Mettere in discussione dunque quell’operato non sarebbe stato scandaloso, a patto di farlo nei modi giusti, con la prudenza istituzionale che la questione meritava, con il rispetto per un’istituzione terza, e che tale deve rimanere, rispetto al potere politico.
Esattamente quel che è mancato a Matteo Renzi e al suo partito – nel senso che è di lui, e non lui del partito – nell’affrontare la vicenda. La legge vigente prevede che a nominare (e revocare) il governatore sia un decreto del presidente della Repubblica, su proposta del Presidente del Consiglio approvata dai ministri, dopo aver sentito il direttorio di Bankitalia stessa. Una costruzione istituzionale molto articolata, proprio per proteggere l’indipendenza di una figura di garanzia che dev’essere terza e indipendente. Che non deve temere la politica, e anzi che non deve guardare in faccia a nessuno per tutela il risparmio e l’equilibrio economico: che dev’essere severa e imparziale, anche (o tanto più) se a combinare guai sono i politici (o i loro famigli).

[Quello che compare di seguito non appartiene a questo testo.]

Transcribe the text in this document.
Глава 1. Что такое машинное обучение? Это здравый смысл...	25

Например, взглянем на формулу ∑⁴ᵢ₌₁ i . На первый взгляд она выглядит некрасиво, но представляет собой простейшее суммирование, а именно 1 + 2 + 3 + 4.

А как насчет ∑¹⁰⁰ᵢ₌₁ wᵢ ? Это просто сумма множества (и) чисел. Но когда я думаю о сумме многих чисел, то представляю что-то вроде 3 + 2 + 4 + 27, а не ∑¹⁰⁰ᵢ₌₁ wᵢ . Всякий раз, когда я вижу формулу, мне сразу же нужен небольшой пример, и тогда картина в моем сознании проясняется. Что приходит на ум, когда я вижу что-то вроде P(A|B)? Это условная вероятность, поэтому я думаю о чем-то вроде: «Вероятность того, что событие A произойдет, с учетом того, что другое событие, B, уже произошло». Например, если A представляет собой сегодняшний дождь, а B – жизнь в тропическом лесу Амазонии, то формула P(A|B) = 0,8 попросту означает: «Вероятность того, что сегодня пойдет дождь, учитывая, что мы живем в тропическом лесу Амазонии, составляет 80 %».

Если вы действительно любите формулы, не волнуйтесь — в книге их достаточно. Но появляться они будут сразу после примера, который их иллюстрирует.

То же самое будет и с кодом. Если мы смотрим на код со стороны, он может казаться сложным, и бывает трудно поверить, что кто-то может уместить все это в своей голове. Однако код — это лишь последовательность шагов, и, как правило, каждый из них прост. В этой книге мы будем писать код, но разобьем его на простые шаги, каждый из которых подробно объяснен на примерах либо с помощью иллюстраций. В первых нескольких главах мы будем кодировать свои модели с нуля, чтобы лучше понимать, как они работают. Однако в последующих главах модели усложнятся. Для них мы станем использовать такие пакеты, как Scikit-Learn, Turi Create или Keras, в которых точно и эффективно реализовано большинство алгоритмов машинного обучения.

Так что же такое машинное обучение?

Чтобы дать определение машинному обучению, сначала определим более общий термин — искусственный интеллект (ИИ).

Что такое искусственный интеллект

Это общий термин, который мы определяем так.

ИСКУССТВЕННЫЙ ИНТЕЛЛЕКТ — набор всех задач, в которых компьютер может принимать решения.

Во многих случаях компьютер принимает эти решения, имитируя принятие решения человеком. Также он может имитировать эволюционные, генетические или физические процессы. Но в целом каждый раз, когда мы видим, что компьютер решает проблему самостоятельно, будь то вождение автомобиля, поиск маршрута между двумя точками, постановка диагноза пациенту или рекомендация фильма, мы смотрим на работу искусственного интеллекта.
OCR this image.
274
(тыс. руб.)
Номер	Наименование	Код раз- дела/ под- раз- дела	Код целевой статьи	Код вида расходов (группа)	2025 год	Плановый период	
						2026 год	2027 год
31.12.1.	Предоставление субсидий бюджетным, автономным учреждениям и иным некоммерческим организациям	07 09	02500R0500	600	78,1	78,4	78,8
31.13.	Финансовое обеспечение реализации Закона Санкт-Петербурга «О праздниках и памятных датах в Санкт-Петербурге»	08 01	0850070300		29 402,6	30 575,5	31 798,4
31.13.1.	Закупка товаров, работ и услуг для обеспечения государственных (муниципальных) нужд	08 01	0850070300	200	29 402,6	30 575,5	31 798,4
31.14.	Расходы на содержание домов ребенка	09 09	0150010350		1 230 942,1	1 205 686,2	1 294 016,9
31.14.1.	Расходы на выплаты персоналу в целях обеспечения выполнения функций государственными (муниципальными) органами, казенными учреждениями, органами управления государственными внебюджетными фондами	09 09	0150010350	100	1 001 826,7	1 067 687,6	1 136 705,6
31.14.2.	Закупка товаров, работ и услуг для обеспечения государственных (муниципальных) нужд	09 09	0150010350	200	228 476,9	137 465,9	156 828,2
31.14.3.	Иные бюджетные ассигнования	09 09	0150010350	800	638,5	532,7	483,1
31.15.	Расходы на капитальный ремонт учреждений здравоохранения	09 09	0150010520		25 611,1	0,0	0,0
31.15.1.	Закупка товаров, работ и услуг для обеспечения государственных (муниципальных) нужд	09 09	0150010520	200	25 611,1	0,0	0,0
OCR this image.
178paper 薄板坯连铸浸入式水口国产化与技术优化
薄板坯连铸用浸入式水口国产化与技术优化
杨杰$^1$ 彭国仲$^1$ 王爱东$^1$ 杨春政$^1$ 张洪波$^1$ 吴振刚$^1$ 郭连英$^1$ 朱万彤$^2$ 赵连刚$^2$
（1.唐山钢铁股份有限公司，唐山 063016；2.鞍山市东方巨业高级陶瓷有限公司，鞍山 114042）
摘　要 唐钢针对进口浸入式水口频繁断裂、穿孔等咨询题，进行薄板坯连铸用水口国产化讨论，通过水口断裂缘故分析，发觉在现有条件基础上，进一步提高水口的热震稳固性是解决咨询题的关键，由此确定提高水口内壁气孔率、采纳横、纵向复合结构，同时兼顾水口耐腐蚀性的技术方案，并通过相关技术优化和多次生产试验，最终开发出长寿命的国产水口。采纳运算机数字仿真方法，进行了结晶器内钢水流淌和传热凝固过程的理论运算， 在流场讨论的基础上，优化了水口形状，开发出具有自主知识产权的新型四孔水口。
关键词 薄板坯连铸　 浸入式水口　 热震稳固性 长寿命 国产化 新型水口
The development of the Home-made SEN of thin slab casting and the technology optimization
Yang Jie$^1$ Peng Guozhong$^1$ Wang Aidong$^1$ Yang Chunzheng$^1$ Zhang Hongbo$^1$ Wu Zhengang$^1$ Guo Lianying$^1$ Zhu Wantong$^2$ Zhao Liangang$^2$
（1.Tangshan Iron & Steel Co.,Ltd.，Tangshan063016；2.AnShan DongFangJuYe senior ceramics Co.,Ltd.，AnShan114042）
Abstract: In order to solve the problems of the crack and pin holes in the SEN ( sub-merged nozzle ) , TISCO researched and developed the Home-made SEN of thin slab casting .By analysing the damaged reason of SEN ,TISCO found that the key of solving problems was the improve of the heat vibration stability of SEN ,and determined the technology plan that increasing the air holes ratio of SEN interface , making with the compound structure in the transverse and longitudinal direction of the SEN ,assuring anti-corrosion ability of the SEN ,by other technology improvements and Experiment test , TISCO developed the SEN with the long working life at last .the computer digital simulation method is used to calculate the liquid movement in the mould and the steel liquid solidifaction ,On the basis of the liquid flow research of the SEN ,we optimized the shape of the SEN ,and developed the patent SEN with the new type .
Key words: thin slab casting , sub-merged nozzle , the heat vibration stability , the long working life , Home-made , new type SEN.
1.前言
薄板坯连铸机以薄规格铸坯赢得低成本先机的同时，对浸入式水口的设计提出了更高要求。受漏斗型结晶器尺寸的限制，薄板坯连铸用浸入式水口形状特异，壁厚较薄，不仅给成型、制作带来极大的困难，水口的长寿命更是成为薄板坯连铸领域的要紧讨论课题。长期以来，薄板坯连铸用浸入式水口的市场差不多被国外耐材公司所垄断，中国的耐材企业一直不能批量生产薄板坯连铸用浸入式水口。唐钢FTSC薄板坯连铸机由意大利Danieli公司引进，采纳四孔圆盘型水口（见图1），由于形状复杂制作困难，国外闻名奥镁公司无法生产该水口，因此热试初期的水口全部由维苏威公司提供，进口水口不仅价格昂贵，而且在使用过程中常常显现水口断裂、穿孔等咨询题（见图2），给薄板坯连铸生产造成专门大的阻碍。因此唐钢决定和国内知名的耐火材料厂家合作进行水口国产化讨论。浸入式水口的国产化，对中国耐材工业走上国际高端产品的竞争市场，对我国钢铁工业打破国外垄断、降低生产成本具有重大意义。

In questo quadro, Renzi, apertamente e volutamente, ha rotto gli equilibri di e tra poteri, per intestare al Pd – cioè a se stesso – la richiesta di non confermare Visco, coi toni espliciti della cacciata: forse per poter spendere in campagna elettorale almeno un tentativo di rimozione, poi bloccato dalla “vecchia politica”. La prima mozione parlamentare del Pd – da presentare in un parlamento che come detto sopra non ha alcuna competenza sul punto – andava appunto in questa direzione; con la mediazione di Gentiloni (e nella distanza siderale e gelida rispetto al Presidente Mattarella) si è arrivati poi a un compromesso. Renzi lascia comunque intendere che se conferma di Visco sarà, non sarà roba sua, e nessuno deve dire che è stato lui a volerla. La mossa – pachidermica – consente di dire, ai grillini, che loro hanno posto il problema Visco per tempo e nessuno li ha ascoltati, rivendicando una primazia che efffettivamente hanno. Permette a Brunetta – lui – di ergersi a tutore dell’ordine istituzionale e del rispetto delle regole. Impone a Mattarella la durezza necessaria quando ci si comporta di fronte alla divisione dei poteri come se si fosse in una sparatoria al saloon. E consente, infine, a Ignazio Visco di ricordare che lui è ovviamente disponibile ad essere ascoltato dalla commissione d’inchiesta della parlamento, dove si presenterà con tutti i documenti a sua disposizione. Sarà difficile, vero o no che sia, spiegare a un’opinione pubblica sempre più umorale che la forzatura renziana non è stata fatta per paura che da quelle carte emergesse qualcosa di fastidioso per il partito di Renzi e dei suoi commilitoni toscani. E così, dopo scandali bancari e crack assortiti, oggi ci troviamo circondati da proclami istituzionali e solenni articolesse che difendono Visco a spada tratta.
Niente da dire, dunque: davvero un capolavoro.